The linguist's husband caught his wife in the arms of another man.
"Susan" he said "I am surprised!"
"No honey, I'm surprised," She corrected him"You're astonished."

A man was going through his couch the other day looking for stuff, and he scored big!! He found a BED!!!!!!!!🤣
Dhabu89 thumbnail
15th Anniversary Thumbnail Rocker Thumbnail
Posted: 15 years ago
#37
A man and his wife were sleeping and in the middle of the night the phone rings...the wife picks up the phone and says :
Wife: Hello?
Caller: Is the coast clear?
Wife: How should I know!
The wife hangs up and is irritated that her beauty sleep was disturbed. About 20 minutes later the phone rings and the wife answers:
Wife: Hello?
Caller: Is the coast clear?
Wife: How the hell should I know!
Then again she goes back to sleep and sure enough 20 minutes later the same thing happens.....and the wife gets irritated...again...
Wife: Hello😡
Caller: Is the coast clear?
Wife: Listen how would I know if the coast is clear...I don't leave anywhere near the beach....Why don't you try calling the weather channel!!!!!!!!!
Edited by daboo89 - 15 years ago
Dhabu89 thumbnail
15th Anniversary Thumbnail Rocker Thumbnail
Posted: 15 years ago
#38
A blonde jokes:
A police officer pulls over a blonde driver and asks her for her license:
Cop: Can I see your drives license and your registration please!
Blonde: I can show you my registration but I don't have my license!
Cop: Why don't you have your license?
Blonde: (mad as hell by now) You know I wish you cops would do a better job of communicating with each other.....Yesterday one cop took away my license and her you are asking me for it! STUPID COPS!!
Edited by daboo89 - 15 years ago
Dhabu89 thumbnail
15th Anniversary Thumbnail Rocker Thumbnail
Posted: 15 years ago
#39

In a high school civics class, they were discussing the qualifications for becoming President of the United States. The requirements are pretty simple. The candidate must be a natural born citizen and at least 35 years old.

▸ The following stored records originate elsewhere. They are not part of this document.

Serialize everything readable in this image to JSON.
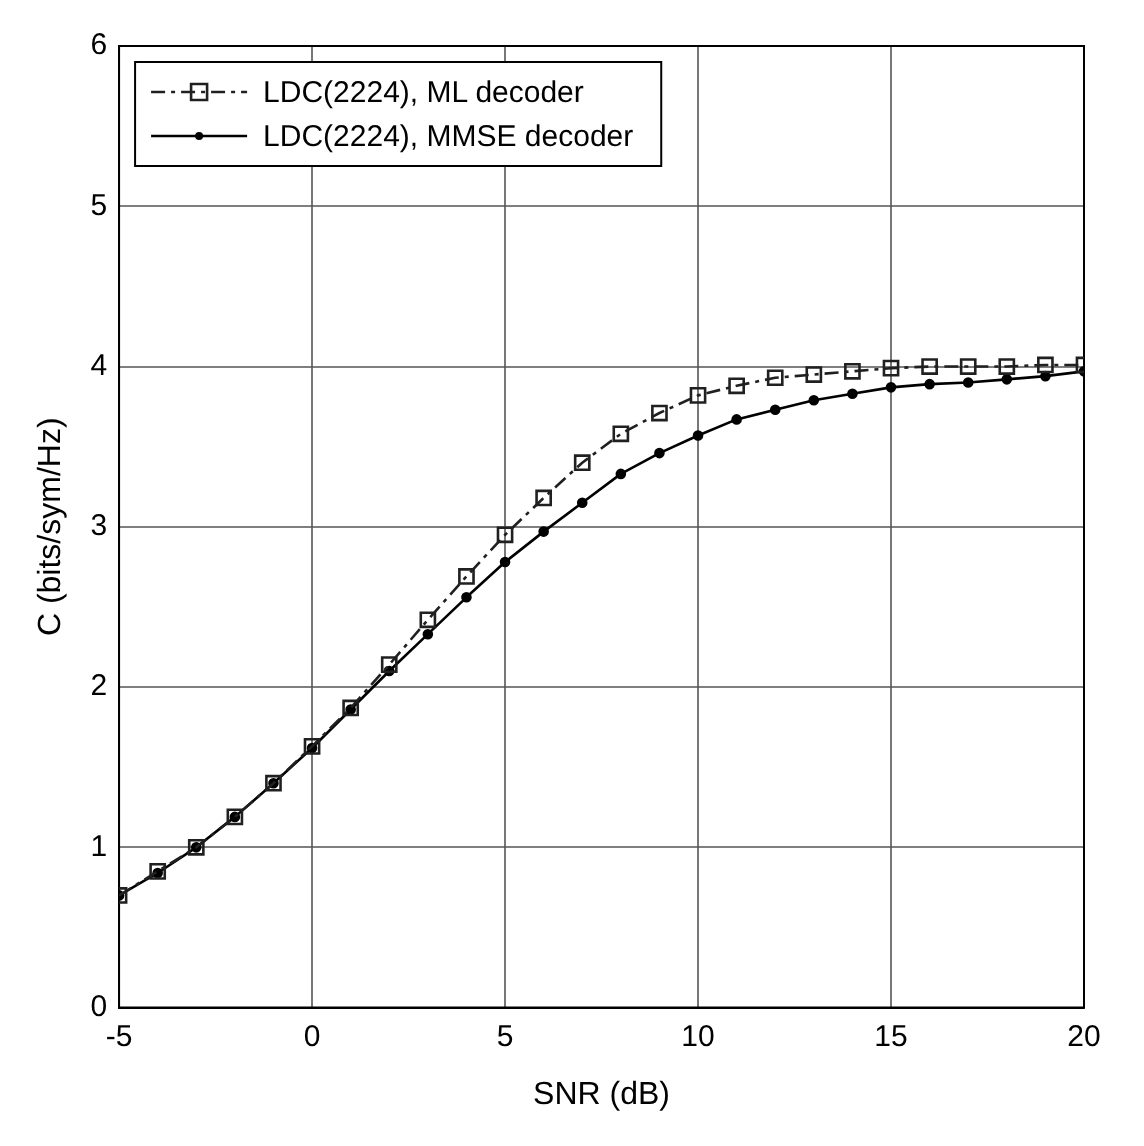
{
  "chart_data": {
    "type": "line",
    "xlabel": "SNR (dB)",
    "ylabel": "C (bits/sym/Hz)",
    "x": [
      -5,
      -4,
      -3,
      -2,
      -1,
      0,
      1,
      2,
      3,
      4,
      5,
      6,
      7,
      8,
      9,
      10,
      11,
      12,
      13,
      14,
      15,
      16,
      17,
      18,
      19,
      20
    ],
    "xlim": [
      -5,
      20
    ],
    "xticks": [
      -5,
      0,
      5,
      10,
      15,
      20
    ],
    "ylim": [
      0,
      6
    ],
    "yticks": [
      0,
      1,
      2,
      3,
      4,
      5,
      6
    ],
    "grid": true,
    "legend": "top left",
    "series": [
      {
        "name": "LDC(2224), ML decoder",
        "color": "#202020",
        "marker": "square",
        "line_style": "dashed",
        "values": [
          0.7,
          0.85,
          1.0,
          1.19,
          1.4,
          1.63,
          1.87,
          2.14,
          2.42,
          2.69,
          2.95,
          3.18,
          3.4,
          3.58,
          3.71,
          3.82,
          3.88,
          3.93,
          3.95,
          3.97,
          3.99,
          4.0,
          4.0,
          4.0,
          4.01,
          4.01
        ]
      },
      {
        "name": "LDC(2224), MMSE decoder",
        "color": "#000000",
        "marker": "circle",
        "line_style": "solid",
        "values": [
          0.7,
          0.84,
          1.0,
          1.19,
          1.4,
          1.62,
          1.86,
          2.1,
          2.33,
          2.56,
          2.78,
          2.97,
          3.15,
          3.33,
          3.46,
          3.57,
          3.67,
          3.73,
          3.79,
          3.83,
          3.87,
          3.89,
          3.9,
          3.92,
          3.94,
          3.97
        ]
      }
    ]
  }
}
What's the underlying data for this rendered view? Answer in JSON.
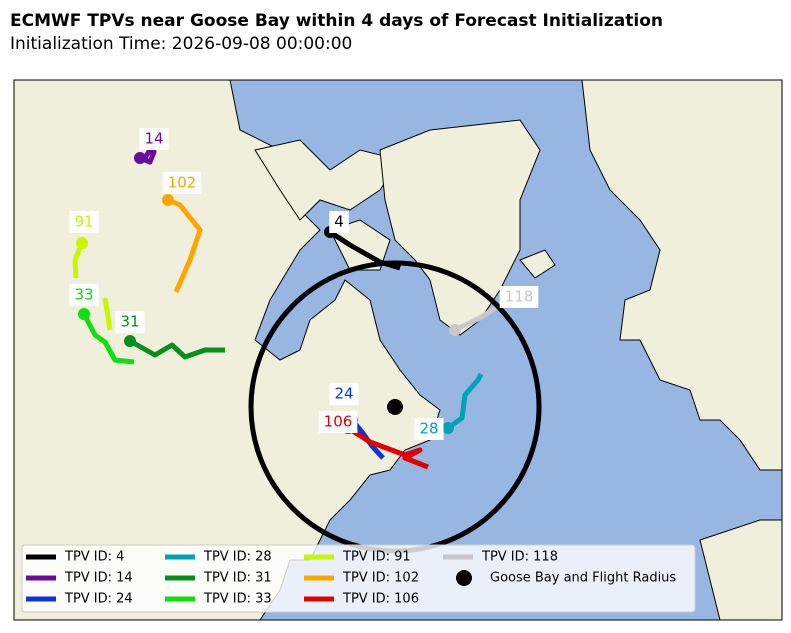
{
  "title": "ECMWF TPVs near Goose Bay within 4 days of Forecast Initialization",
  "subtitle": "Initialization Time: 2026-09-08 00:00:00",
  "tracks": [
    {
      "label": "4",
      "legend": "TPV ID: 4",
      "color": "#000000"
    },
    {
      "label": "14",
      "legend": "TPV ID: 14",
      "color": "#6a0a9e"
    },
    {
      "label": "24",
      "legend": "TPV ID: 24",
      "color": "#0a36d6"
    },
    {
      "label": "28",
      "legend": "TPV ID: 28",
      "color": "#00a3b5"
    },
    {
      "label": "31",
      "legend": "TPV ID: 31",
      "color": "#078f1b"
    },
    {
      "label": "33",
      "legend": "TPV ID: 33",
      "color": "#0de00d"
    },
    {
      "label": "91",
      "legend": "TPV ID: 91",
      "color": "#c8f500"
    },
    {
      "label": "102",
      "legend": "TPV ID: 102",
      "color": "#ffa500"
    },
    {
      "label": "106",
      "legend": "TPV ID: 106",
      "color": "#e00000"
    },
    {
      "label": "118",
      "legend": "TPV ID: 118",
      "color": "#c8c8c8"
    }
  ],
  "station": {
    "legend": "Goose Bay and Flight Radius",
    "color": "#000000"
  }
}
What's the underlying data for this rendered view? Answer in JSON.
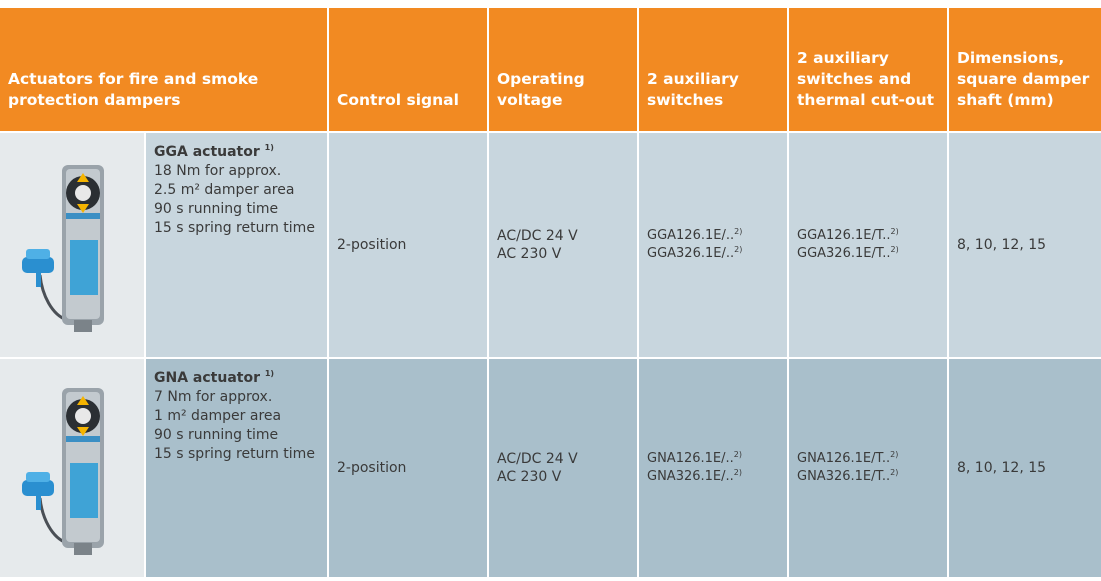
{
  "header": {
    "title": "Actuators for fire and smoke protection dampers",
    "columns": [
      "Control signal",
      "Operating voltage",
      "2 auxiliary switches",
      "2 auxiliary switches and thermal cut-out",
      "Dimensions, square damper shaft (mm)"
    ]
  },
  "rows": [
    {
      "name": "GGA actuator",
      "name_note": "1)",
      "description": [
        "18 Nm for approx.",
        "2.5 m² damper area",
        "90 s running time",
        "15 s spring return time"
      ],
      "control_signal": "2-position",
      "voltage": [
        "AC/DC 24 V",
        "AC 230 V"
      ],
      "aux_switches": [
        {
          "code": "GGA126.1E/..",
          "note": "2)"
        },
        {
          "code": "GGA326.1E/..",
          "note": "2)"
        }
      ],
      "aux_thermal": [
        {
          "code": "GGA126.1E/T..",
          "note": "2)"
        },
        {
          "code": "GGA326.1E/T..",
          "note": "2)"
        }
      ],
      "dimensions": "8, 10, 12, 15"
    },
    {
      "name": "GNA actuator",
      "name_note": "1)",
      "description": [
        "7 Nm for approx.",
        "1 m² damper area",
        "90 s running time",
        "15 s spring return time"
      ],
      "control_signal": "2-position",
      "voltage": [
        "AC/DC 24 V",
        "AC 230 V"
      ],
      "aux_switches": [
        {
          "code": "GNA126.1E/..",
          "note": "2)"
        },
        {
          "code": "GNA326.1E/..",
          "note": "2)"
        }
      ],
      "aux_thermal": [
        {
          "code": "GNA126.1E/T..",
          "note": "2)"
        },
        {
          "code": "GNA326.1E/T..",
          "note": "2)"
        }
      ],
      "dimensions": "8, 10, 12, 15"
    }
  ]
}
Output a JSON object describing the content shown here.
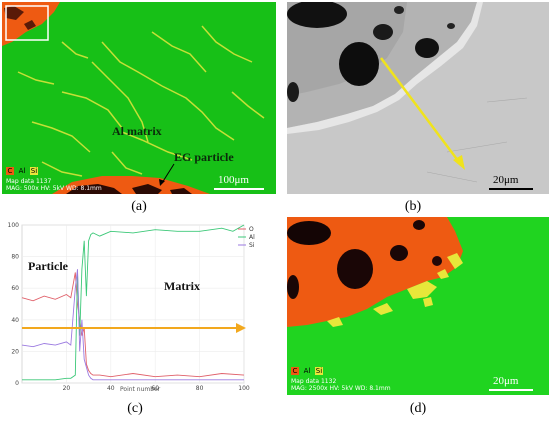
{
  "panels": {
    "a": {
      "caption": "(a)",
      "label_matrix": "Al matrix",
      "label_particle": "EG particle",
      "scale": "100μm",
      "meta_line1": "Map data 1137",
      "meta_line2": "MAG: 500x  HV: 5kV  WD: 8.1mm",
      "chips": [
        "C",
        "Al",
        "Si"
      ]
    },
    "b": {
      "caption": "(b)",
      "scale": "20μm"
    },
    "c": {
      "caption": "(c)",
      "label_particle": "Particle",
      "label_matrix": "Matrix",
      "x_axis_label": "Point number",
      "x_ticks": [
        "20",
        "40",
        "60",
        "80",
        "100"
      ],
      "y_ticks": [
        "0",
        "20",
        "40",
        "60",
        "80",
        "100"
      ],
      "legend": [
        "O",
        "Al",
        "Si"
      ]
    },
    "d": {
      "caption": "(d)",
      "scale": "20μm",
      "meta_line1": "Map data 1132",
      "meta_line2": "MAG: 2500x  HV: 5kV  WD: 8.1mm",
      "chips": [
        "C",
        "Al",
        "Si"
      ]
    }
  },
  "chart_data": {
    "type": "line",
    "xlabel": "Point number",
    "xlim": [
      0,
      100
    ],
    "ylim": [
      0,
      100
    ],
    "series": [
      {
        "name": "O",
        "color": "#e0606a",
        "x": [
          0,
          5,
          10,
          15,
          20,
          22,
          24,
          25,
          26,
          27,
          28,
          29,
          30,
          31,
          32,
          35,
          40,
          50,
          60,
          70,
          80,
          90,
          100
        ],
        "y": [
          54,
          52,
          55,
          53,
          56,
          54,
          70,
          50,
          40,
          30,
          35,
          12,
          8,
          6,
          5,
          5,
          4,
          6,
          4,
          5,
          4,
          6,
          5
        ]
      },
      {
        "name": "Al",
        "color": "#3cc878",
        "x": [
          0,
          5,
          10,
          15,
          20,
          22,
          24,
          25,
          26,
          27,
          28,
          29,
          30,
          31,
          32,
          35,
          40,
          50,
          60,
          70,
          80,
          90,
          95,
          100
        ],
        "y": [
          2,
          2,
          2,
          2,
          3,
          3,
          5,
          70,
          30,
          72,
          90,
          55,
          90,
          94,
          95,
          93,
          96,
          95,
          97,
          96,
          96,
          98,
          96,
          100
        ]
      },
      {
        "name": "Si",
        "color": "#9b7ae0",
        "x": [
          0,
          5,
          10,
          15,
          20,
          22,
          24,
          25,
          26,
          27,
          28,
          29,
          30,
          31,
          32,
          35,
          40,
          50,
          60,
          70,
          80,
          90,
          100
        ],
        "y": [
          24,
          23,
          25,
          24,
          26,
          24,
          60,
          72,
          20,
          40,
          15,
          10,
          5,
          3,
          2,
          2,
          2,
          2,
          2,
          2,
          2,
          2,
          2
        ]
      }
    ]
  }
}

A blonde girl in the class piped up and began complaining about how unfair it was to require the candidate to be a natural born citizen. In her opinion, that made it impossible for many qualified people to run for the office. She went on and on, wrapping up her argument with "What makes a natural born citizen more qualified to be President than one born by C-Section?"

Dhabu89 thumbnail
15th Anniversary Thumbnail Rocker Thumbnail
Posted: 15 years ago
#40

A blonde and a redhead met for dinner after work and were watching the 6 o'clock news. A man was shown threatening to jump from the Brooklyn Bridge. The blonde bet the redhead $50 that he wouldn't jump, and the redhead replied, "I'll take that bet!"

Anyway, sure enough, he jumped, so the blonde gave the redhead the $50 she owned. The redhead said, "I can't take this, you're my friend." The blonde said, "No. A bet's a bet."

So the redhead said, "Listen, I have to admit, I saw this one on the 5 o'clock news, so I can't take your money."

The blonde replied, "Well, so did I, but I never thought he'd jump again!"